HairWeaver: Few-Shot Photorealistic Hair Motion Synthesis with Sim-to-Real Guided Video Diffusion

TL;DR

HairWeaver tackles the challenge of realistic hair dynamics in single-image video animation by introducing two domain-adaptive LoRA adapters that inject hair motion and bridge CG-to-photorealism. It trains on a CG-based dynamic-hair dataset and employs a two-stage workflow to adapt a diffusion backbone to the CG domain while discarding the domain adapter at inference, yielding photorealistic results with controllable hair motion. The approach achieves state-of-the-art quantitative metrics and strong user-study preferences on both CG and NeRSemble benchmarks. This work enables few-shot, photorealistic hair motion synthesis with potential applications in VFX, games, and VR.

Abstract

We present HairWeaver, a diffusion-based pipeline that animates a single human image with realistic and expressive hair dynamics. While existing methods successfully control body pose, they lack specific control over hair, and as a result, fail to capture the intricate hair motions, resulting in stiff and unrealistic animations. HairWeaver overcomes this limitation using two specialized modules: a Motion-Context-LoRA to integrate motion conditions and a Sim2Real-Domain-LoRA to preserve the subject's photoreal appearance across different data domains.

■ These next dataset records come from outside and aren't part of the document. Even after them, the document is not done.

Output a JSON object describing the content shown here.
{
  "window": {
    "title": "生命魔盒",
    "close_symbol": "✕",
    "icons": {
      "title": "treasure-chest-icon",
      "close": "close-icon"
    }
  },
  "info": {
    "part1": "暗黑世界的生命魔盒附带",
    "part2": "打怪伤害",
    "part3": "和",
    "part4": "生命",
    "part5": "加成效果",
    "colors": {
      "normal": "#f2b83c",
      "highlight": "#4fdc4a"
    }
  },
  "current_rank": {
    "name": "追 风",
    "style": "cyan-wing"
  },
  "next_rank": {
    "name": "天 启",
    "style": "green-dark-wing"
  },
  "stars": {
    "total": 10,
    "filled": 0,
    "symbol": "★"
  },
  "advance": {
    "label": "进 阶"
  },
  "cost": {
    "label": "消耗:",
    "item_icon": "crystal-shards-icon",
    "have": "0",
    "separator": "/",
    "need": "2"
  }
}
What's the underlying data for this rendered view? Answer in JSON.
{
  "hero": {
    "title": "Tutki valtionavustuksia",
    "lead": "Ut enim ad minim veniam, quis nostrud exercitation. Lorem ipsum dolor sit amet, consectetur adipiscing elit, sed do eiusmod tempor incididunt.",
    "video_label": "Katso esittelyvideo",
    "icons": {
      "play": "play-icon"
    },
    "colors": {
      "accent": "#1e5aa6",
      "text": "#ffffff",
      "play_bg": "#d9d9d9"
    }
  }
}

These lightweight components are designed to guide a video diffusion backbone while maintaining its core generative capabilities. By training on a specialized dataset of dynamic human motion generated from a CG simulator, HairWeaver affords fine control over hair motion and ultimately learns to produce highly realistic hair that responds naturally to movement. Comprehensive evaluations demonstrate that our approach sets a new state of the art, producing lifelike human hair animations with dynamic details.

Figures (5)

• Figure 1: Photorealistic hair motions generated by HairWeaver.
• Figure 2: Overview of HairWeaver pipeline. a) We use CG simulation to generate data including human videos with motions $\mathbf{V}_{gt}$, static reference image $\mathbf{I}_{ref}$ (a frame from $\mathbf{V}_{gt}$), pose condition $\mathbf{C}_{pose}$, and hair condition $\mathbf{C}_{hair}$. b) During training stage 1, we leverage the a diffusion transformer peebles2023scalable (DiT) as the backbone model and pre-train the Sim2Real-Domain-LoRA. This training process is conducted in Image-to-Video manner with $\mathbf{I}_{ref}$ and text prompt for $\mathbf{V}_{gt}$. c) During training stage 2, we freeze the Sim2Real-Domain-LoRA and finetune the Motion-Context-LoRA with $\mathbf{C}_{pose}$, and hair condition $\mathbf{C}_{hair}$ as additional guidance. d) During inference, the Sim2Real-Domain-LoRA is discarded and the trained model generates photorealistic human videos with hair and body motions with photorealistic reference and CG conditions $\mathbf{C}_{pose}, \mathbf{C}_{hair}$ as input. e) Details of the model architecture presented in (c). The Pose Encoder integrates the body motions as a trainable residual to the noisy latent. The hair motions are encoded as additional attention context to the DiT blocks by a frozen VAE-Encoder. The only trainable modules are the Pose Encoder and the Motion-Context-LoRA.
• Figure 3: Visualization of comparison between HairWeaver and the previous state-of-the-art baselines wang2025unianimatewan2025. Our model generates more realistic and diverse hair motions.
• Figure 4: Photorealistic motions generated by HairWeaver. The reference images are photorealistic human subjects generated by Flux flux2024.
• Figure 5: Ablation analysis of Sim2Real-Domain-LoRA. We visualize the generation without (w/o) and with (w/) Sim2Real-Domain-LoRA. The one w/o such a module cannot preserve reference's appearance when it's a photorealistic image.